Os biocombustíveis convencionais, como etanol e biodiesel, podem responder por 43% da demanda do setor de transportes em 2055. Atualmente, eles respondem a 23%.
Já os biocombustíveis avançados, como diesel verde e combustível sustentável de aviação (SAF), podem responder por até 22% da demanda no ano, enquanto a eletrificação pode chegar a 13%, com destaque para veículos leves e transporte urbano.
Eletrificação lenta nos caminhões pesados
Já em 2035, o Plano Decenal de Expansão de Energia (PDE 2035) estima que 22% dos licenciamentos de caminhões semileves e leves devem ser compostos por veículos híbridos e elétricos. A proporção é de 17% nos caminhões médios, e de 1,4% em semipesados e pesados.
Segundo o documento, outras alternativas devem avançar mais rápido nos pesados, como o gás natural comprimido (GNC) ou liquefeito (GNL), e a hibridização.
Os ônibus elétricos, por sua vez, devem chegar a 7,6 mil em 2035, elevando sua participação nas vendas para 28%.
A eletrificação da frota veicular é um vetor adicional de intensificação da demanda por minerais estratégicos, de acordo com o plano.

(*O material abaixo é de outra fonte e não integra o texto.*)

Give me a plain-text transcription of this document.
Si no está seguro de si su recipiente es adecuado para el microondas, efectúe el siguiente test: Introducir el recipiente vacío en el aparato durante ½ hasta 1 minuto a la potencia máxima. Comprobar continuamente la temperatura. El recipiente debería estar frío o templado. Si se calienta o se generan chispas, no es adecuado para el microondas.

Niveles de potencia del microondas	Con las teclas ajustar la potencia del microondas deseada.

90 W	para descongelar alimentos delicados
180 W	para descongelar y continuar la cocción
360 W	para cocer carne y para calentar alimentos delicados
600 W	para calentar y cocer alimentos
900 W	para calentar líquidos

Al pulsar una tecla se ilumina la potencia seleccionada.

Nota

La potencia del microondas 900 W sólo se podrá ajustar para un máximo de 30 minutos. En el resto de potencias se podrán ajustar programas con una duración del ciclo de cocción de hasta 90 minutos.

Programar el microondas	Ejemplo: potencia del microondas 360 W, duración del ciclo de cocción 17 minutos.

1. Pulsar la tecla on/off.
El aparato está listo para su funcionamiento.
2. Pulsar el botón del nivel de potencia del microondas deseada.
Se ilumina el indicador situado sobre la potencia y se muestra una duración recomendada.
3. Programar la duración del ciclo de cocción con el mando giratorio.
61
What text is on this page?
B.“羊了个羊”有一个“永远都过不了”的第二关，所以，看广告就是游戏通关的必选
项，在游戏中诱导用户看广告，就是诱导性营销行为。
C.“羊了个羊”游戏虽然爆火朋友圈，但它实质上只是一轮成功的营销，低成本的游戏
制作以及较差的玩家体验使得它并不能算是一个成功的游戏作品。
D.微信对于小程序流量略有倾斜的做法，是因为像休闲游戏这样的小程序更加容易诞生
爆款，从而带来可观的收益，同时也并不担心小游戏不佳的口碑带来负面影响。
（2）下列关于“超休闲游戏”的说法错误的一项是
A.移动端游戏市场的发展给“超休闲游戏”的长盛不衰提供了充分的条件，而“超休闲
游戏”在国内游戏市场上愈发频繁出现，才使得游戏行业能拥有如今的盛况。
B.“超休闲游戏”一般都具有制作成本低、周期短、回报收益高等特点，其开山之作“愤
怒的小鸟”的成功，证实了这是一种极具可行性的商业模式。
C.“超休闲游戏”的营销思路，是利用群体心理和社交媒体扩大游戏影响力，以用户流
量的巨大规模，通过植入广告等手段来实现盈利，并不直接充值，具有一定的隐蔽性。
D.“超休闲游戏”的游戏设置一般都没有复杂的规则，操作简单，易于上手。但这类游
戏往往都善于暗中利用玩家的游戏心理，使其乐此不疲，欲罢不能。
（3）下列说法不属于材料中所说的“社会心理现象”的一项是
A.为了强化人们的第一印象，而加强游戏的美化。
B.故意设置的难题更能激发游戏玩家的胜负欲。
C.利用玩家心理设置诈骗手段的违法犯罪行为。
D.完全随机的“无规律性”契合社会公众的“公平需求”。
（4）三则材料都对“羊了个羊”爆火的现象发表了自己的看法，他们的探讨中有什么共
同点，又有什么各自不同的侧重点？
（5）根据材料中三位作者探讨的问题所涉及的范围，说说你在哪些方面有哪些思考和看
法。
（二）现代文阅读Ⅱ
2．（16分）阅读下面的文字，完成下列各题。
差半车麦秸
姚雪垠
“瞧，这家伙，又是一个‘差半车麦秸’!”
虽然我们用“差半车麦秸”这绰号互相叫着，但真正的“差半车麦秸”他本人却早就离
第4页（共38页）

Salto na demanda de etanol
De acordo com o PDE 2035, o consumo de etanol chegará a 46,2 bilhões de litros em 2035, ante 35,2 bilhões de litros em 2025.
O aumento da demanda é calculado em um cenário de maior competitividade do biocombustível frente à gasolina, em razão da Lei do Combustível do Futuro, da Política Nacional de Biocombustíveis (RenovaBio) e da melhoria dos fatores de produção realizada pelo setor.
Já o biodiesel deve ter demanda de 12,4 bilhões de litros em 2035, ante 9,1 bilhões de litros em 2025. O SAF, por sua vez, pode ter demanda entre 2,5 e 7 bilhões de litros, a depender da intensidade de carbono.
O PDE, observa, no entanto, que o aumento da utilização de biocombustíveis demandará maior disponibilidade de matérias-primas, o que requer diversificação dos recursos utilizados atualmente.
O documento menciona um grupo de trabalho criado em 2025 pelo Conselho Nacional de Política Energética (CNPE) para estudar alternativas para diversificar a oferta de matérias-primas e incluir agricultores familiares na produção.
Além da expansão do milho na fabricação de etanol, o PDE enxerga potencial no trigo e no sorgo, ainda incipientes na cesta de insumos do setor, mas que já estão sendo considerados em projetos em construção no Rio Grande do Sul e na região Centro Oeste.
No ciclo Diesel, além da soja e do sebo já tradicionais na produção de biodiesel, o PDE aponta oportunidades na inserção dos óleos de palma, macaúba, milho e babaçu, além do aproveitamento de biomassas residuais e resíduos sólidos urbanos para a produção de biometano.